## QUBO Variable Flattening

Each binary decision variable \( x_i^k \in \{0, 1\} \) indicates whether vehicle \( i \) selects route \( k \).

To express the QUBO in matrix form, we flatten the 2D variable space into a 1D array:

\[
q = i \cdot t + k
\]

Thus, for \( n \) vehicles and \( t \) routes, the QUBO has \( N = n \cdot t \) variables, indexed \( q \in [0, N-1] \).  
This enables us to construct a standard QUBO matrix \( Q \in \mathbb{R}^{N \times N} \).

---

## Objective Function: Congestion Minimization

Let \( w[i][j][k_1][k_2] \in [0,1] \) be the normalized congestion weight between vehicle \( i \) on route \( k_1 \) and vehicle \( j \) on route \( k_2 \).

The total objective to minimize is:

\[
f(x) = \sum_{i=0}^{n-1} \sum_{j=0}^{n-1} \sum_{k_1=0}^{t-1} \sum_{k_2=0}^{t-1} w[i][j][k_1][k_2] \cdot x_i^{k_1} \cdot x_j^{k_2}
\]

Which is directly encoded into the QUBO matrix as:

\[
Q[q_1, q_2] += w[i][j][k_1][k_2] \quad \text{with } q_1 = i \cdot t + k_1, \quad q_2 = j \cdot t + k_2
\]

---

## Penalty Term: One-Hot Constraint

Each vehicle must select exactly one valid route.  
This is enforced via a quadratic penalty:

\[
P_i(x) = \lambda \left( \sum_{k=0}^{t-1} x_i^k - 1 \right)^2
\]

Expanding:

\[
P_i(x) = \lambda \left( \sum_k x_i^k x_i^k + 2 \sum_{k_1 < k_2} x_i^{k_1} x_i^{k_2} - 2 \sum_k x_i^k + 1 \right)
\]

This leads to the following QUBO terms for each **real route variable** \( q \in \text{valid}(i) \):

- **Diagonal:** \( Q[(q, q)] += \lambda \)
- **Off-diagonal:** \( Q[(q_1, q_2)] += 2\lambda \quad \text{for all valid } q_1 < q_2 \)
- **Linear term:** \( Q[(q, 0)] += -2\lambda \)

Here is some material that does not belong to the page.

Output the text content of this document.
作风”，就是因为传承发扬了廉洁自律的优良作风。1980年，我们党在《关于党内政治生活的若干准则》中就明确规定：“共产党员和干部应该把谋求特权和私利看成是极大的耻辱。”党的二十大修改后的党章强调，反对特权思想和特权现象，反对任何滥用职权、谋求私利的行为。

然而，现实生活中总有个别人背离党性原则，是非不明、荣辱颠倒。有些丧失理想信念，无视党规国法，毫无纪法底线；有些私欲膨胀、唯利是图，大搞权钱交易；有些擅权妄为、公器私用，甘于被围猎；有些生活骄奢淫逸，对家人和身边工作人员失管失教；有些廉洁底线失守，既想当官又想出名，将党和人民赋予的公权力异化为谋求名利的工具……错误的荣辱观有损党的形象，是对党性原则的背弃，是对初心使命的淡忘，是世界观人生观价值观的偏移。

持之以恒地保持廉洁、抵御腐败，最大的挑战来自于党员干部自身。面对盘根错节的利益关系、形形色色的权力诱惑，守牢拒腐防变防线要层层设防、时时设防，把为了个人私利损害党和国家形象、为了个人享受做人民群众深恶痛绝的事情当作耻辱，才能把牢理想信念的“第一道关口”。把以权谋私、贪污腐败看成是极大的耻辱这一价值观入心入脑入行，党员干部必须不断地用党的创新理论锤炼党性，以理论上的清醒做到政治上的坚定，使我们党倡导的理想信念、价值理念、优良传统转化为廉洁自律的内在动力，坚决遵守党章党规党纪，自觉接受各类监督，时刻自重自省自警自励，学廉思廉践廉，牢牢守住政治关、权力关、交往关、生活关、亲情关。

The constant term \( +\lambda \) is ignored in QUBO, as it doesn’t affect optimization.

---

## Handling Invalid Routes

Some vehicle–route pairs \( (i, k) \) are invalid.  
These are penalized directly by applying a strong diagonal term to discourage their selection:

\[
Q[(q, q)] += 2 \cdot \lambda \quad \text{if } (i, k) \notin \text{valid\_pairs}
\]

This ensures such routes are not chosen during optimization unless absolutely necessary.

---

## Dynamic Penalty Scaling

Instead of picking a fixed λ (e.g., λ = 10), we **analyze the actual congestion values** in the QUBO and adapt λ accordingly.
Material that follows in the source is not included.